Life of Pi is a novel that revolves around the Indian boy whose life revolves around different themes like survival, faith among others from the context. However, Pi's adventures and escapades are clearer through the central theme of religion. Though having been raised from a Hindu family, Pi is willingly converted to Christianity and later on to Muslim. He has the urge to understand God by focusing on the three religions though the leaders argue on the exclusiveness of each faith. To him, religion yields faith and belief which he embraces in all his aspects of living. He argues with Mr.Chiba and Okamoto on religious matters where he tries proving the existence of God through the tale on one with animals and without. He answers them, "Thank you. And so it goes with God."(Martel 2002, p.317).Basing on this quote, Pi struggles to widen the perspective of his friends on the reality of life encompassing it to God in the sense that God indeed exists. Besides this fact of God existing, after the incident at sea, Pi gets his faith in God tested when he undergoes struggle to survive after the ship had sunk. To him, there is no way how he turns out to be the only survivor in the boat with a tiger, and thus to him, this is a miracle that comes from God himself. Though he feels his faith is on a test while in the boundary of the sea and the sky, Pi quickly gains his confidence back when his miracle of rescue arrives. It is evident in chapter one where he says, ".such a beautiful example of the miracle of life, reminded me of God." Basing on the quotations, we are clear to see how determined Pi is in trying to experience the full meaning of religion and faith as well as how well he gets to know God. His characters of innocence, honest and respectful can be attributed to the three religions that Pi practices since they all advocate for the need to live a life worthy in the eyes of the immortal being. For instance, Pi could not have survived in the boat with the presence of the colossal mammal if his experience with God could not have been real.

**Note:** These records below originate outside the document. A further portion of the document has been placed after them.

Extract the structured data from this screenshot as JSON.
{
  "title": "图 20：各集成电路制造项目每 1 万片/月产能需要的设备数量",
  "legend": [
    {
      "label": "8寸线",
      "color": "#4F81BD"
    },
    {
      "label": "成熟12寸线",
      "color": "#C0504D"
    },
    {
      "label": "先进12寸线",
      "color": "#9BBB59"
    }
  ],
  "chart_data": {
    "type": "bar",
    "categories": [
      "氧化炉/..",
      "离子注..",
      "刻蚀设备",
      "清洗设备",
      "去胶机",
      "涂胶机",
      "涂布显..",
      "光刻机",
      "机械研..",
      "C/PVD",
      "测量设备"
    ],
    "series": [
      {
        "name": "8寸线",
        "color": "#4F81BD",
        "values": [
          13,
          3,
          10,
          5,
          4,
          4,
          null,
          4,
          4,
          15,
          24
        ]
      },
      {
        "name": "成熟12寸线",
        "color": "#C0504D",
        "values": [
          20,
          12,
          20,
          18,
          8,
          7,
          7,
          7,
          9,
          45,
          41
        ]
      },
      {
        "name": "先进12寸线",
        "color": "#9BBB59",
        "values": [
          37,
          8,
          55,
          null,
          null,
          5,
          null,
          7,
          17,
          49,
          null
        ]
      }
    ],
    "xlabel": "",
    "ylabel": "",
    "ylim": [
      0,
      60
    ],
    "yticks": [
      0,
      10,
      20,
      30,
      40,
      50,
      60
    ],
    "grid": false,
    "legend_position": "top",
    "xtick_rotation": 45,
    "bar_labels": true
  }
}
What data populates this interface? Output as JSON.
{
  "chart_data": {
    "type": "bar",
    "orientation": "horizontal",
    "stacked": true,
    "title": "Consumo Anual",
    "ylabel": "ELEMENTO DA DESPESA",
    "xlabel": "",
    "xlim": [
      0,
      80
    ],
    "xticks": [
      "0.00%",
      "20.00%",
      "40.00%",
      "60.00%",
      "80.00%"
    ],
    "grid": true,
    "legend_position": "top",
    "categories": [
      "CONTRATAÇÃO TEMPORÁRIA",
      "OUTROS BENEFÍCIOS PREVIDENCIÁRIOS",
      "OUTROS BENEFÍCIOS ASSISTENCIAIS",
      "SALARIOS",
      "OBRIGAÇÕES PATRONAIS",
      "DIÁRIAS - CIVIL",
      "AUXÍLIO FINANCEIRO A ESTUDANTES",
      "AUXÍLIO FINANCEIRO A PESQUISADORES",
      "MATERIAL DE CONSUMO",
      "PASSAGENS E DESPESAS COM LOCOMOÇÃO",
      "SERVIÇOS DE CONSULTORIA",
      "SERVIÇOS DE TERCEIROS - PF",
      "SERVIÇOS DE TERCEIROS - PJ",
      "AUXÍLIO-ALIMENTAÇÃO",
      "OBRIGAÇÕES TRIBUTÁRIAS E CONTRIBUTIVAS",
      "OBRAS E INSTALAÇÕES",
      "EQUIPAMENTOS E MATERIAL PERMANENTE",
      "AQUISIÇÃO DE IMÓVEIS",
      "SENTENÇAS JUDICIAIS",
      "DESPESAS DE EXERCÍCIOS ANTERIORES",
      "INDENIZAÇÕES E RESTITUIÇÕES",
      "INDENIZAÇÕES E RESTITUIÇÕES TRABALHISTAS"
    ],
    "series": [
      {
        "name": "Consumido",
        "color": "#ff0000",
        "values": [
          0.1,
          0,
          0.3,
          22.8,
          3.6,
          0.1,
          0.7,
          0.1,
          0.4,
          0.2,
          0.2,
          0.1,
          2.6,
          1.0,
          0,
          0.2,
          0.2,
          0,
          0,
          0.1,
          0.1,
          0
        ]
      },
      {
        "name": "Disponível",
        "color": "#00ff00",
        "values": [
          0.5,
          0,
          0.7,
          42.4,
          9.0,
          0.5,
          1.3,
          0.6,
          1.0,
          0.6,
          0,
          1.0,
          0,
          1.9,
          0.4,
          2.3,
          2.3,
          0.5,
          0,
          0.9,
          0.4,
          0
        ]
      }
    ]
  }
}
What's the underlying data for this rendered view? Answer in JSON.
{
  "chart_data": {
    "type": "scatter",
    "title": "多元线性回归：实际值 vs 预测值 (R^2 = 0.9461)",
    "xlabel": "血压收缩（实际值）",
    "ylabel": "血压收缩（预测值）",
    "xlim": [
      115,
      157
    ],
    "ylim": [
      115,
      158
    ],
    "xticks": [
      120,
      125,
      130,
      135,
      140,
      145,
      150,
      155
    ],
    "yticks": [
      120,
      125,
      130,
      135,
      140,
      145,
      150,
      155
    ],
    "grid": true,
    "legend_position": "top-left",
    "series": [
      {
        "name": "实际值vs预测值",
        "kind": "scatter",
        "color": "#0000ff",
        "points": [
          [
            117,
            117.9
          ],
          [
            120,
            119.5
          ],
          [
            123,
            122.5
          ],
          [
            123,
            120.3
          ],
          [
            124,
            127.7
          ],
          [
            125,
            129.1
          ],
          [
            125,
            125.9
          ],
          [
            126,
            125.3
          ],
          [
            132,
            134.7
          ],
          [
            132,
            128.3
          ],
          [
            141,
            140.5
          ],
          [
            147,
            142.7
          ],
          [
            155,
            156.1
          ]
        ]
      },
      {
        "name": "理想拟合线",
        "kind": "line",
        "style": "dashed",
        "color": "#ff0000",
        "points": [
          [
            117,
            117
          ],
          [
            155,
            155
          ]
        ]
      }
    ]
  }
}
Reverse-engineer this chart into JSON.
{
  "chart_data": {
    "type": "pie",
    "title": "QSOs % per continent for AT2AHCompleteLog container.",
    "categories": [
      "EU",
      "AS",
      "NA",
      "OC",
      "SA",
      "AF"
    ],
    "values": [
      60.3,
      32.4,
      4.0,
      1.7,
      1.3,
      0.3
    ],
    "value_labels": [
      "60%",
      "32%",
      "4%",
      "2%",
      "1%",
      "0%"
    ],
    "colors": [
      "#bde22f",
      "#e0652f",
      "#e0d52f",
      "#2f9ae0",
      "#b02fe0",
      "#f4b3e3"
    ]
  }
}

Life of Pi develops on literal styles that make it outstanding in the sense that it is worth a prize. Yann Martel is clear to blend both facts and fictions in bringing out the events in the novel within the meaning that the reader gets to link the two facts to comprehend the adventures. He employs the use of extraordinary escapades in getting us to comprehend much about the animal and how they can relate to us without any harm. For instance, in the process of developing the central theme of religion and faith, he creates a fiction story of Pi being present in the life boat with some animals. It is so astonishing that the animals do not harm Pi. He says, I will turn miracle into routine. The amazing will be seen every day." In this quote, Yann intends to make the unimaginable things seem possible, things that are only available in religion. Additionally, Yann is clear to align the events in the novel as they unfold. For instance, in the beginning, we are not sure of why the animals are vital only to realize later on that the valuable lessons Pi learned from the animals prepared him into acquiring survival techniques like boundary marking in the life boat. For instance, in chapter 4 where he says, "Animals are territorial. That is the key to their minds" (Martel, 2002).